You might be surprised to learn that most of the people lobbying the federal government are exempt from our national lobbying rules.
In the lead-up to this year's federal budget, proposed taxes on gas exports were rejected while gambling reforms were weakened after industry pressure. Both cases showed how effectively powerful industries can shape political outcomes behind closed doors to benefit their narrow commercial interests.
A tax on gas industry profits and stronger regulation of gambling advertising are both incredibly popular policy proposals that would benefit most Australians. So in a cost of living crisis, why are wealthy corporations winning outcomes that only benefit their financial bottom line?
One explanation is that Australia's national lobbying laws are profoundly broken. The system supposed to protect public interest decision-making from industry influence is riddled with structural failures that enable the state capture of government.
It's not that lobbying itself is illegitimate - many organisations, including unions, charities, religious groups and businesses seek to exercise their democratic right to speak with decision-makers and influence policy. However, when lobbying is conducted by extremely powerful and cashed-up vested interests - from gambling, to gas, to weapons industries - it creates a significant imbalance in our democracy. Numerous state anti-corruption bodies have identified that poorly regulated lobbying poses inherent risks of corruption, undue influence, and unfair access.
Right now, the ACT Integrity Commission is running an inquiry into lobbying and influence in the capital that further exposes how outdated federal lobbying laws have become. The inquiry will examine whether the Territory's lobbying and political influence rules are strong enough to protect transparency, accountability and public trust in government decision-making.
MORE OPINION:
It is now the fourth state or territory review of lobbying laws under way, further exposing how badly the Commonwealth has fallen behind. Last year, a report by Transparency International found Australia's lobbying rules were the joint weakest in the country, leaving the door ajar for corruption and undue influence.
A 2024 Senate inquiry into lobbying received almost 350 public submissions, and ultimately recommended an independent review of the lobbying rules - two years on, the government is still considering its response.
If the ACT strengthens its rules following its inquiry, the Albanese government will face growing pressure to explain why Canberra continues to operate one of the nation's weakest lobbying regimes.
Kevin Rudd was the last prime minister to pursue significant lobbying reform, but the rules haven't changed much in the two decades since. Instead, the opaque federal rules have remained dominated by loopholes, weak disclosure, insider access, and ineffective penalties.

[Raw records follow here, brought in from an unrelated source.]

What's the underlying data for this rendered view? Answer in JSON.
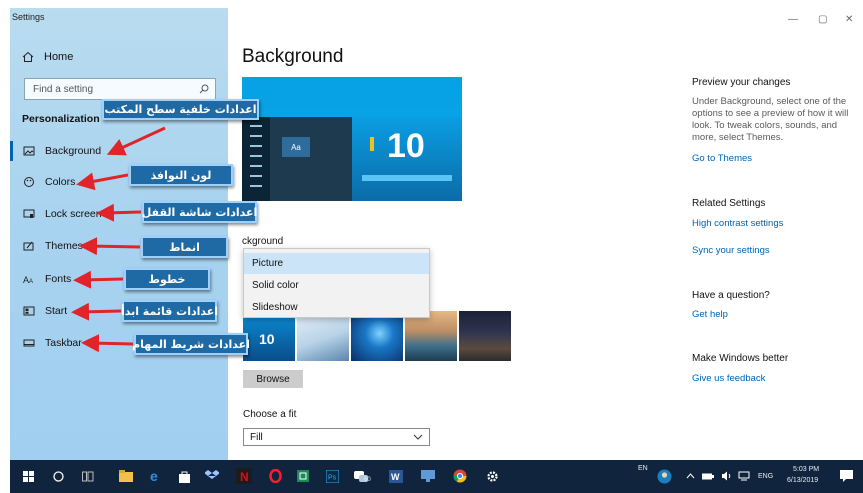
{
  "window": {
    "title": "Settings",
    "minimize_label": "—",
    "maximize_label": "▢",
    "close_label": "✕"
  },
  "sidebar": {
    "home_label": "Home",
    "search_placeholder": "Find a setting",
    "section_title": "Personalization",
    "items": [
      {
        "label": "Background",
        "icon": "image-icon",
        "selected": true
      },
      {
        "label": "Colors",
        "icon": "palette-icon"
      },
      {
        "label": "Lock screen",
        "icon": "lock-screen-icon"
      },
      {
        "label": "Themes",
        "icon": "brush-icon"
      },
      {
        "label": "Fonts",
        "icon": "font-icon"
      },
      {
        "label": "Start",
        "icon": "start-icon"
      },
      {
        "label": "Taskbar",
        "icon": "taskbar-icon"
      }
    ]
  },
  "annotations": [
    "اعدادات خلفية سطح المكتب",
    "لون النوافذ",
    "اعدادات شاشة القفل",
    "انماط",
    "خطوط",
    "اعدادات قائمة ابدأ",
    "اعدادات شريط المهام"
  ],
  "main": {
    "title": "Background",
    "preview_tile": "Aa",
    "preview_logo": "10",
    "background_label": "ckground",
    "background_options": [
      "Picture",
      "Solid color",
      "Slideshow"
    ],
    "selected_option": "Picture",
    "first_thumb_logo": "10",
    "browse_label": "Browse",
    "fit_label": "Choose a fit",
    "fit_value": "Fill"
  },
  "right_panel": {
    "preview_heading": "Preview your changes",
    "preview_text": "Under Background, select one of the options to see a preview of how it will look. To tweak colors, sounds, and more, select Themes.",
    "go_to_themes": "Go to Themes",
    "related_heading": "Related Settings",
    "high_contrast": "High contrast settings",
    "sync_settings": "Sync your settings",
    "question_heading": "Have a question?",
    "get_help": "Get help",
    "better_heading": "Make Windows better",
    "feedback": "Give us feedback"
  },
  "taskbar": {
    "lang_small": "EN",
    "lang": "ENG",
    "time": "5:03 PM",
    "date": "6/13/2019",
    "badge_count": "60"
  },
  "colors": {
    "accent": "#0063b1",
    "callout_bg": "#1f6aa5",
    "arrow": "#e0242a",
    "taskbar": "#10253d"
  }
}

As the system stands, these rules fail to regulate about 80 per cent of federal lobbying activity at all, with the vast majority of industry lobbyists employed directly by major corporations and peak industry bodies not required to appear on the lobbyist register.
This excludes many of those doing the most influential lobbying in Canberra, including the online gambling sector's peak lobby group Responsible Wagering Australia, and major gas producers Santos and Shell. And neither of the nation's most powerful industry groups - the Minerals Council and the Business Council - appear on the register at all.
Senator David Pocock's push to bring much-needed transparency to the list of parliamentary passholders further highlights the discrepancy between lobbying rules as they are, and what they should be. There are currently over 2200 passholders with privileged access to the inner sanctum of the federal parliament, yet only 700-odd lobbyists are listed on the official register.
The Australian people deserve to know who is walking the halls of power, whose interests are represented, and who they are meeting with.
It's not just a lack of coverage that makes federal lobbying rules among the weakest in the country. They do not require disclosure of meetings between lobbyists and politicians, unlike places like Queensland. They lack an independent watchdog with strong enforcement powers, routine in NSW. And they do little to address the well-oiled revolving door between politics and industry, where former ministers, advisers and senior officials routinely move into lobbying and government relations roles connected to sectors they once regulated.
There is broad public support for policy changes that would address these problems, like banning former ministers from lobbying for five years after they leave parliament, and opening ministerial diaries.
But cynicism rises when politicians refuse to regulate the lobbyists that influence them. And people stop believing decisions are being made fairly when lobbying happens behind closed doors and they cannot see who is influencing policy decisions.
If the ACT reforms its lobbying rules while Canberra refuses to act, the Albanese government will increasingly look like the last defender of secrecy and a broken system - and the lack of public trust in politics will only continue to grow.